O pátio da escola era um caos organizado de vozes e movimento. O cheiro da cantina se misturava ao aroma de grama recém-cortada do campo esportivo. Brian estava na quadra de vôlei, como sempre, jogando com uma determinação que não combinava com sua falta de habilidade. A bola subia e caía no lugar errado, arrancando risadas dos colegas. Eu, sentada no banco sob a sombra de uma árvore, segurava sua mochila e observava. A cada erro, ele corava um pouco mais, e quando finalmente acertava, ficava ainda mais vermelho, como se não soubesse lidar com o próprio sucesso. Em um desses intervalos, enquanto segurava os pertences de Brian e assistia às suas tentativas desajeitadas no vôlei, algo inusitado aconteceu. Uma das jogadas, desastradamente calculada, enviou a bola na direção do banco onde eu estava sentada. Antes que eu pudesse reagir, ela passou raspando pela minha cabeça e acertou um grupo de alunos que estava conversando animadamente. Brian veio correndo na minha direção, completamente vermelho, tanto pelo esforço quanto pela vergonha.
- Meu Deus, você está bem?
- ele perguntou, arfando, os olhos arregalados de preocupação. Eu ri, balançando a cabeça.
- Estou ótima, mas não posso dizer o mesmo para o pessoal ali. - Apontei para os alunos agora pegando a bola, rindo e gesticulando para Brian como se quisessem desafiá-lo a jogar melhor.

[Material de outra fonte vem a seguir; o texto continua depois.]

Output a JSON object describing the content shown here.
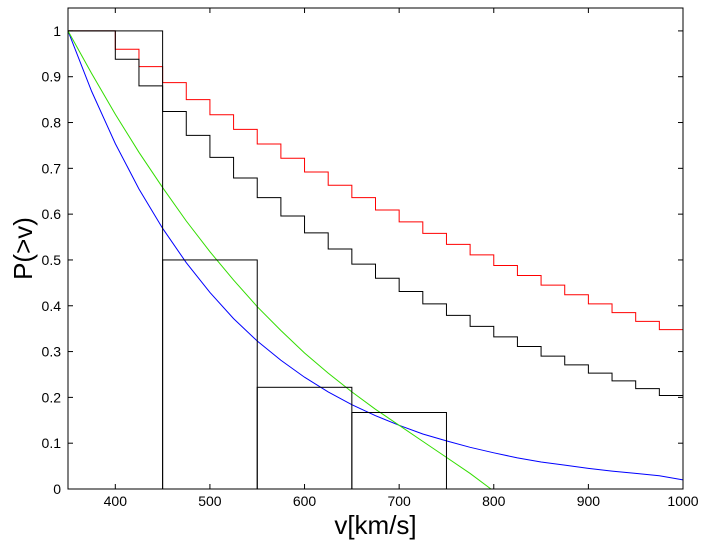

- Eu sou um desastre ambulante - ele suspirou, passando a mão pelos cabelos bagunçados.
- Você é esforçado. Isso conta bastante. - Sorri, tentando aliviar o embaraço que ele claramente sentia. Ele me olhou por um segundo, como se avaliasse minhas palavras, e então disse, com um sorriso hesitante:
- Sabe... às vezes, parece que você acredita mais em mim do que eu mesmo. Como é que você faz isso?- Ele disse, se sentando ao meu lado. Por um momento, não soube o que responder. Algo na maneira como ele falou me tocou, como se tivesse sido um desabafo disfarçado.
- Não sei. - Dei de ombros. - Acho que você só não presta muita atenção, e também não é como se você fosse profissional ou algo do tipo.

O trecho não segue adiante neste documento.